Scientists at Sanford Burnham Prebys have made a major breakthrough in understanding how the crucial cellular machinery responsible for recycling most proteins in our cells, known as proteasomes, are assembled. This discovery could pave the way for new treatments targeting various cancers and age-related diseases.
The Vital Role of Proteasomes
Without proteasomes, our cells would spiral out of control. They account for degrading and recycling about 80% of the proteins in our cells, making them mini protein grinders.
Who wants to ensure that the novelty has only old, damaged or misaligned proteins, which out source might have been eliminated. Changes to this balance can lead to cancers or age-related disease.

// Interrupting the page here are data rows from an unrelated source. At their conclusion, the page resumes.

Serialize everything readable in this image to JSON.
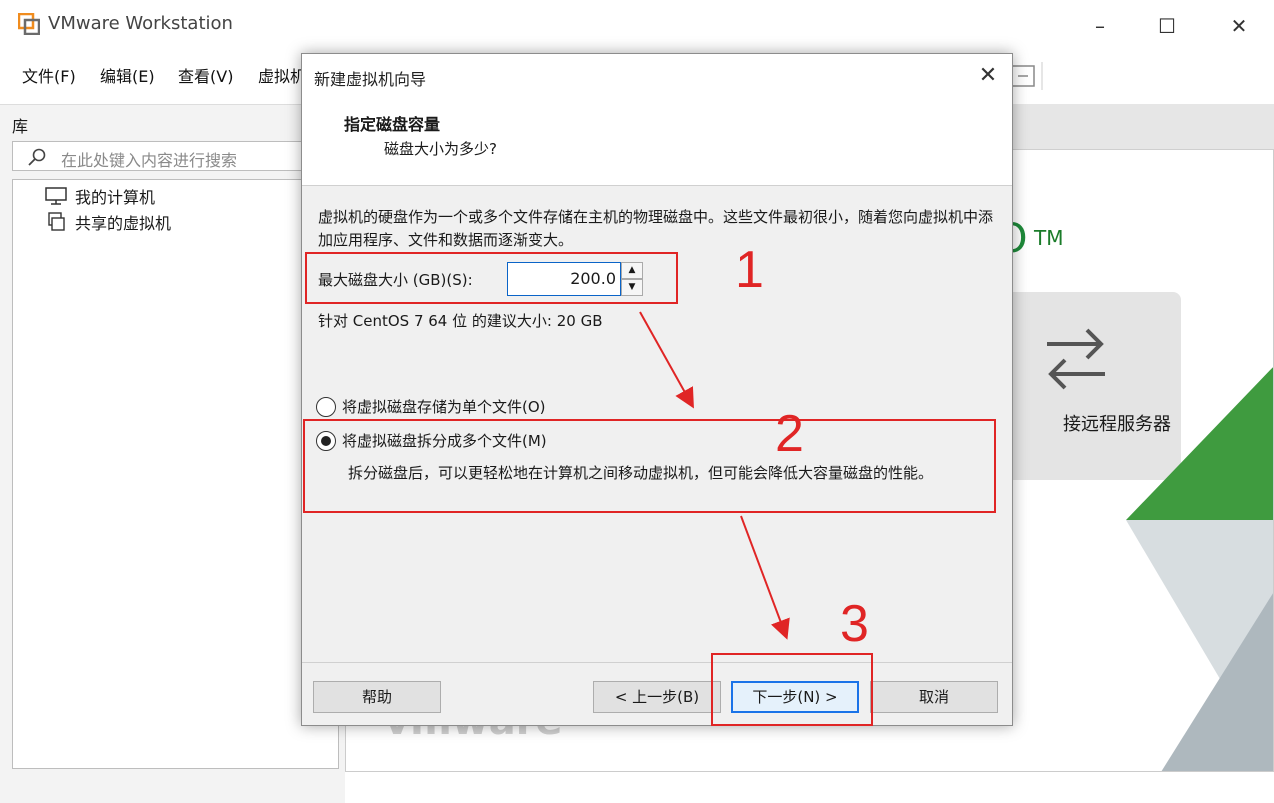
{
  "window": {
    "title": "VMware Workstation",
    "controls": {
      "minimize": "–",
      "maximize": "☐",
      "close": "✕"
    }
  },
  "menu": {
    "items": [
      "文件(F)",
      "编辑(E)",
      "查看(V)",
      "虚拟机"
    ]
  },
  "library": {
    "title": "库",
    "search_placeholder": "在此处键入内容进行搜索",
    "items": [
      {
        "label": "我的计算机",
        "icon": "monitor-icon"
      },
      {
        "label": "共享的虚拟机",
        "icon": "shared-vm-icon"
      }
    ]
  },
  "home": {
    "brand_partial": "O",
    "tm": "TM",
    "remote_label": "接远程服务器",
    "watermark": "vmware"
  },
  "dialog": {
    "title": "新建虚拟机向导",
    "heading": "指定磁盘容量",
    "subheading": "磁盘大小为多少?",
    "description": "虚拟机的硬盘作为一个或多个文件存储在主机的物理磁盘中。这些文件最初很小，随着您向虚拟机中添加应用程序、文件和数据而逐渐变大。",
    "size_label": "最大磁盘大小 (GB)(S):",
    "size_value": "200.0",
    "recommendation": "针对 CentOS 7 64 位 的建议大小: 20 GB",
    "options": [
      {
        "label": "将虚拟磁盘存储为单个文件(O)",
        "checked": false
      },
      {
        "label": "将虚拟磁盘拆分成多个文件(M)",
        "checked": true
      }
    ],
    "split_description": "拆分磁盘后，可以更轻松地在计算机之间移动虚拟机，但可能会降低大容量磁盘的性能。",
    "buttons": {
      "help": "帮助",
      "back": "< 上一步(B)",
      "next": "下一步(N) >",
      "cancel": "取消"
    }
  },
  "annotations": {
    "color": "#e02525",
    "labels": [
      "1",
      "2",
      "3"
    ]
  }
}
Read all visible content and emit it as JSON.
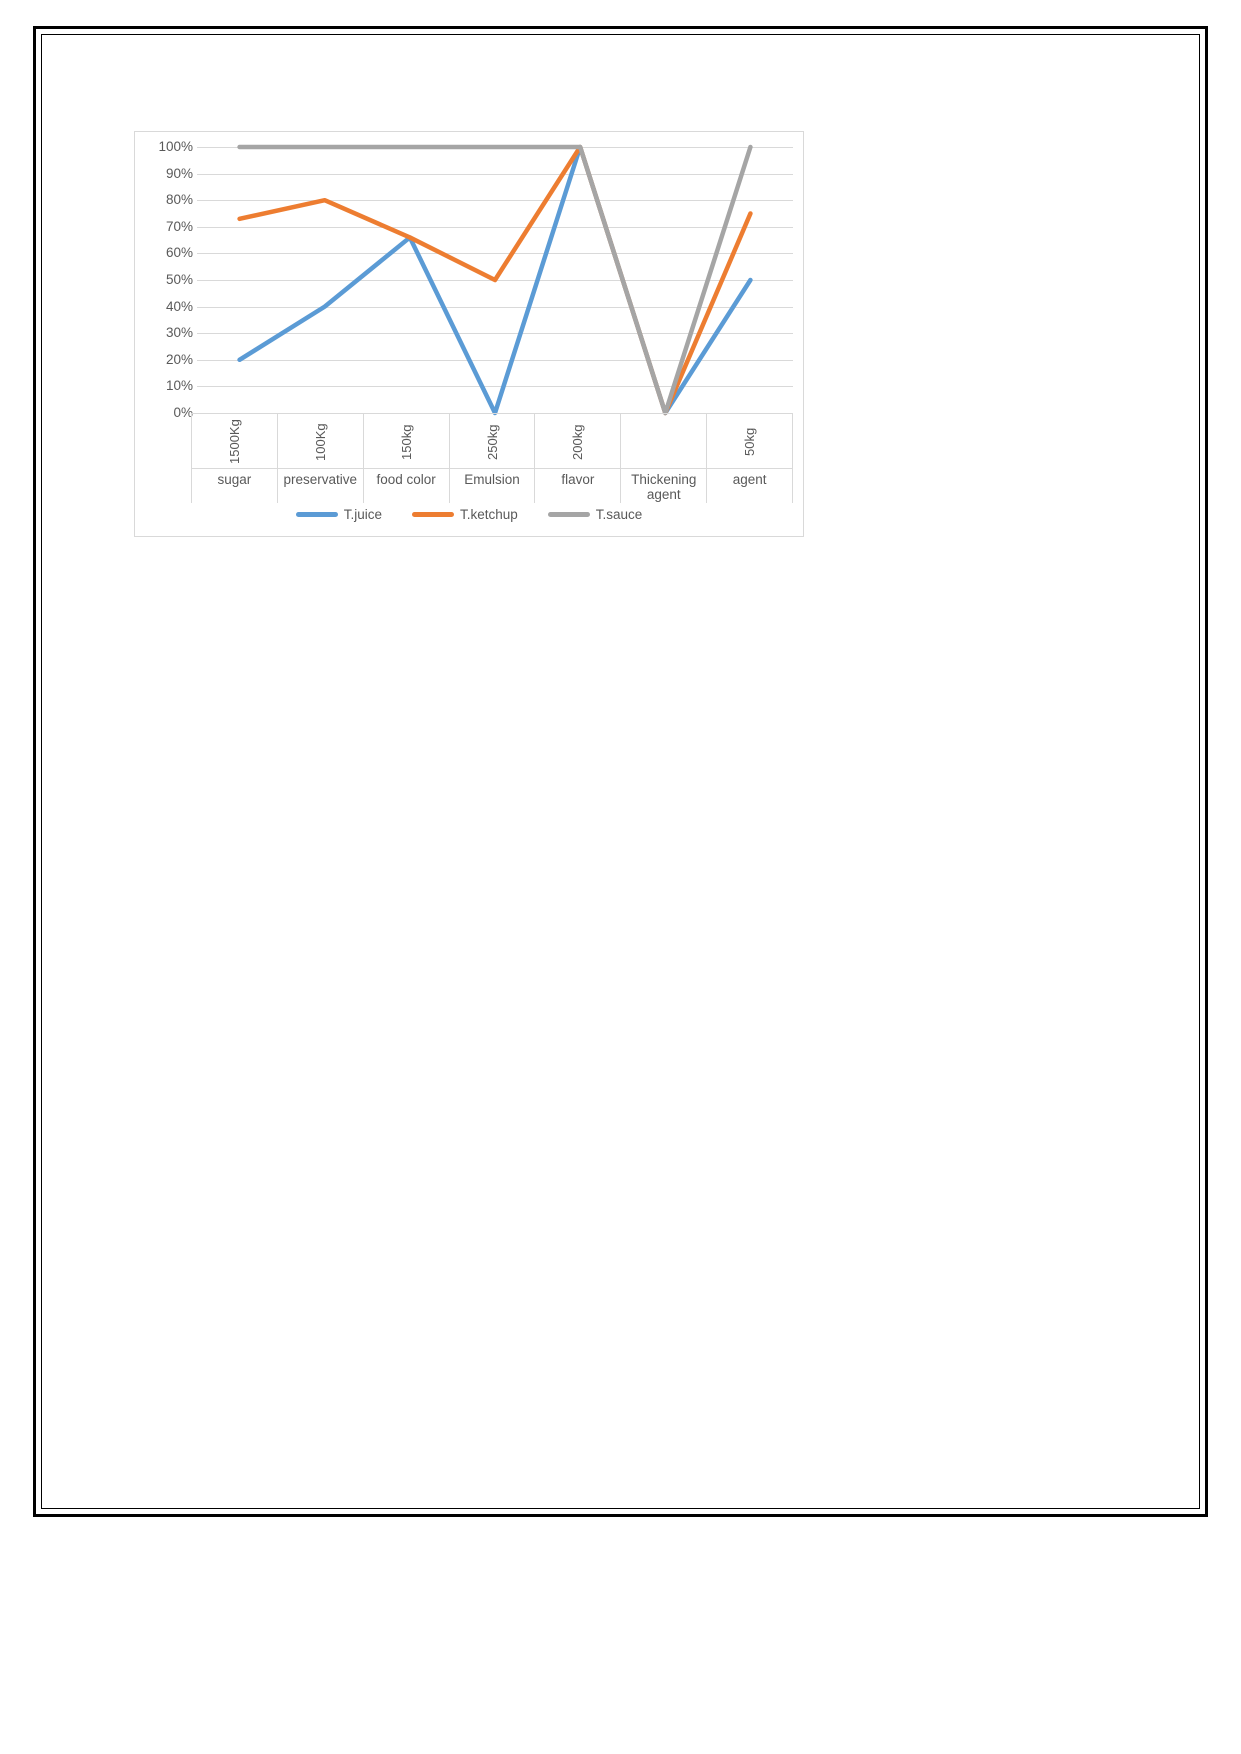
{
  "chart_data": {
    "type": "line",
    "title": "",
    "xlabel": "",
    "ylabel": "",
    "ylim": [
      0,
      100
    ],
    "ytick_labels": [
      "100%",
      "90%",
      "80%",
      "70%",
      "60%",
      "50%",
      "40%",
      "30%",
      "20%",
      "10%",
      "0%"
    ],
    "ytick_values": [
      100,
      90,
      80,
      70,
      60,
      50,
      40,
      30,
      20,
      10,
      0
    ],
    "grid": true,
    "legend_position": "bottom",
    "categories": [
      "1500Kg",
      "100Kg",
      "150kg",
      "250kg",
      "200kg",
      "",
      "50kg"
    ],
    "category_names": [
      "sugar",
      "preservative",
      "food color",
      "Emulsion",
      "flavor",
      "Thickening agent",
      "agent"
    ],
    "series": [
      {
        "name": "T.juice",
        "color": "#5B9BD5",
        "values": [
          20,
          40,
          66,
          0,
          100,
          0,
          50
        ]
      },
      {
        "name": "T.ketchup",
        "color": "#ED7D31",
        "values": [
          73,
          80,
          66,
          50,
          100,
          0,
          75
        ]
      },
      {
        "name": "T.sauce",
        "color": "#A5A5A5",
        "values": [
          100,
          100,
          100,
          100,
          100,
          0,
          100
        ]
      }
    ]
  },
  "colors": {
    "gridline": "#D9D9D9",
    "axis_text": "#595959",
    "chart_border": "#D9D9D9",
    "page_border": "#000000"
  }
}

This makes the assembly of proteasomes inside our cells a highly sophisticated process, which means that discovering how this takes place could inform entirely new therapeutic strategies to disrupt these essential structures.
Dissecting the Molecular Choreography of Proteasome Formation
By employing the latest gene editing methodologies and today’s best-in-class cryogenic electron microscopy (cryo-EM), study lead Dr. Jianhua Zhao and graduate student Hanxiao Zhang offer a new glimpse into how one of the most abundant forms found in human, animals, and plant cells—the 20S proteasome—comes together.
A tense, involved one-on-one molecular dance of many steps, with the help of a variety of assistant proteins — called chaperones — works to guide the intricate shape change leading to formation of the 20S proteasome’s barrel-like structure.
While previous studies has already made spectrograms in the middle of this process, the Sanford Burnham Prebys team mapped out those steps more definitively and also revealed initial and endpoint parts have never seen before to show step by step how these crucial cellular substrates are constructed.
The science team created 3D pictures showing how the chaperone proteins interact with the 20S core; these three components are alpha subunits and beta subunits. They could also ‘see’ the entire biogenesis of the proteasome in a step by step process – from how an alpha subunit ring forms, to coupling the four protein rings into a barrel-like structure.
Conclusion
Research conducted by the group at Sanford Burnham Prebys has been instrumental in providing a window into the assembly process of proteasomes, among the most vital player controlling recycling and disposal of nearly half-million proteins in our cells.
The discovery could also have implications for cancer and age-related diseases that may one day be controlled or could help scientists design and engineer entire proteasomes in labs to make them work better. The researchers argue that the work could be a starting point for broad-based applications in mapping host-pathogen interactions, which speaks to just how significant this finding is.